Thirty Arkton hostages in a Brumton prison in occupied Arkland need to select three of them to be executed by their captives in retribution to the killing of three Brums by the Ark army. They tear down an old letter into thirty pieces, draw a cross on three of them, and alphabetically one after the other draw them out of a shoe. I need the answer of the following,
- What is the probability you are chosen to be executed if you draw 1st from the shoe? Second? Third?
Parts (2) and (3) are not math questions.
For (1), you're right, you have a $\frac3{30}$ chance of drawing a marked piece regardless of your position in line.

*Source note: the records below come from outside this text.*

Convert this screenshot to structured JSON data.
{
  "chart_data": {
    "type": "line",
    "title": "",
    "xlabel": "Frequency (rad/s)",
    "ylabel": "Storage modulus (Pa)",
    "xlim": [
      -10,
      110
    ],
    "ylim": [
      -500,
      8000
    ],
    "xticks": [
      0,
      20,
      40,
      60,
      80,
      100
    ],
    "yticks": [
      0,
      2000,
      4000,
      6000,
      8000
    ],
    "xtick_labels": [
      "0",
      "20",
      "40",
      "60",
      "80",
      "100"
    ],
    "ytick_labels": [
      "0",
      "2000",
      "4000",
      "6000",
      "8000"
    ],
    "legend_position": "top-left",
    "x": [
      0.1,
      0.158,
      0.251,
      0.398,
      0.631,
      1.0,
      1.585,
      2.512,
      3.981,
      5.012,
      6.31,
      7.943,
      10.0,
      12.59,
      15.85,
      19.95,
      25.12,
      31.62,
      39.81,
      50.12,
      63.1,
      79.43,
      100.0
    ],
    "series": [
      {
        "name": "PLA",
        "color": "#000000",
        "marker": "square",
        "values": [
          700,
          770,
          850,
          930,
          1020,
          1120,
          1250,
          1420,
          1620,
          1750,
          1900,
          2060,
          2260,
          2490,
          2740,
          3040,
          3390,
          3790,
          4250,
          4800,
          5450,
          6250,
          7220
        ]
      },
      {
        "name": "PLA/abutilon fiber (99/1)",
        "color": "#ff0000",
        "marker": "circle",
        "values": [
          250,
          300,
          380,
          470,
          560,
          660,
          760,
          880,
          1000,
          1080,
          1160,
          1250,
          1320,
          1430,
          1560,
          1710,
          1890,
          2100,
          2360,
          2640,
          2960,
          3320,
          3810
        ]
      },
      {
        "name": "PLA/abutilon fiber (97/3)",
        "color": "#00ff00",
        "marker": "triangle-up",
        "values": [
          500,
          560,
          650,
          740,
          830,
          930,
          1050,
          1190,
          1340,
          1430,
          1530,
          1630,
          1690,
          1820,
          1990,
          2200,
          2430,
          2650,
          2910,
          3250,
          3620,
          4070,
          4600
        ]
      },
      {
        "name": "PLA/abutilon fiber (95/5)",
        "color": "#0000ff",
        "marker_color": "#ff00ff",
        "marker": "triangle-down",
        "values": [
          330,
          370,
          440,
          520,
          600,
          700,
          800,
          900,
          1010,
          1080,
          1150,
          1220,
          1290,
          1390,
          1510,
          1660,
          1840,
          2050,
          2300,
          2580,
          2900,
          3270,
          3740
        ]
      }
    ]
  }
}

Here's an attempt to elaborate on the "obvious" symmetry argument: The shoe ensures that all $30!$ permutations of the 30 pieces are equally likely, so by symmetry, each of the $\binom{30}3$ sets of 3 positions is equally likely to be the set that gets the marked pieces. For a given position $i$, there are $\binom{29}2$ such sets that include $i$, so the probability that $i$ ends up in the marked set is $\binom{29}2/\binom{30}3=\frac3{30}$.
Alternatively, you could compute it using conditional probabilities: Let $E_i$ be the event that the $i$th piece drawn is marked. Clearly $P(E_1)=\frac3{30}$. Then $$P(E_2)=P(E_2|E_1)P(E_1)+P(E_2|\lnot E_1)P(\lnot E_1)=\frac2{29}\frac3{30}+\frac3{29}\frac{27}{30}=\frac3{30}.$$ And so on.